Er wollte ein modernes Land. Am liebsten gleich jetzt und heute. Warten
war ihm ein Gräuel. Besonders langweilte es ihn, wenn ihm seine
Geheimräte mit steinernen Gesichtern und schmalen Lippen lange Dossiers
vortrugen, anstatt sich um die Anschaffung dieser neuen
Feuerlöschmaschinen zu sorgen. Oder die Porzellanmanufaktur, auch die
kümmerte vor sich hin. War er etwa wieder zu lange bei Elisabeth
geblieben? Gönnte man ihm denn gar nichts?
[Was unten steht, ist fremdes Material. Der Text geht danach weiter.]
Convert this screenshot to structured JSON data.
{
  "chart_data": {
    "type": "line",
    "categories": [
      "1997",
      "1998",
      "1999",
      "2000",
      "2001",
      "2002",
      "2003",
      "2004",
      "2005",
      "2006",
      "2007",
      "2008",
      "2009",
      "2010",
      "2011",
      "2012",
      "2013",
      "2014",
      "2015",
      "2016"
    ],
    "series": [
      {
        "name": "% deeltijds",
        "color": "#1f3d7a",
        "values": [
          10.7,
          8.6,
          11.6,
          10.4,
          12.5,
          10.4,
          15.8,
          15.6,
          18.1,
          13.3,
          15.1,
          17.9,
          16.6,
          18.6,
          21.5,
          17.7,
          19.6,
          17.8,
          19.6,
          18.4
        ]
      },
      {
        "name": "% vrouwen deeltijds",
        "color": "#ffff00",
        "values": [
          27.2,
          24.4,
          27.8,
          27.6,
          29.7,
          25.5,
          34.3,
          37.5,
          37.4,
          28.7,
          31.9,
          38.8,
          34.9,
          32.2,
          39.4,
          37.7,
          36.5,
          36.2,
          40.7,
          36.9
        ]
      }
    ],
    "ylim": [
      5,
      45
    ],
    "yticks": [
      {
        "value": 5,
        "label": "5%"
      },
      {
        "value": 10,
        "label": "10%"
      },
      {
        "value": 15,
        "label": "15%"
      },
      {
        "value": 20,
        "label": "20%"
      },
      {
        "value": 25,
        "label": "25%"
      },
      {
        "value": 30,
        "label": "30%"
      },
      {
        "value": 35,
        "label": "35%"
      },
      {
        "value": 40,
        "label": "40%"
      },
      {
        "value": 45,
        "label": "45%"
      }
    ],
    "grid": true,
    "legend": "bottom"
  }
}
    Längst ahnte er, dass man während seiner Abwesenheit gegen ihn
arbeitete, sämtliche Unternehmungen zum Stillstand brachte oder sogar
vereitelte. Nach außen tat der Schwiegervater generös, aber
wahrscheinlich war alles ein abgekartetes Spiel. Ansbach sollte
ruiniert und dann eingesackt werden. Er hatte auch seiner Frau von
Anfang an nicht getraut. Sie paktierte hinter seinem Rücken mit den
Preußen und wahrscheinlich auch mit den Bayreuthern. Gottlob hatte sie
ihm wenigstens zwei gesunde Söhne geboren.
    Sein Pferd wieherte, Lakaien und Knechte rannten dem
Markgrafen entgegen, Trompeten verkündeten seine Ankunft. Mit dem
Vorsatz, gleich morgen Ischerlein nach Triesdorf kommen zu lassen,
sprang Charles vom Pferd. Sein Falkenweibchen blieb unbeirrt auf seiner
linken Faust stehen.
    Der Kies spritzte zur Seite, als der
Markgraf dorthin ging, wo er zu dieser Stunde die Markgräfin vermutete.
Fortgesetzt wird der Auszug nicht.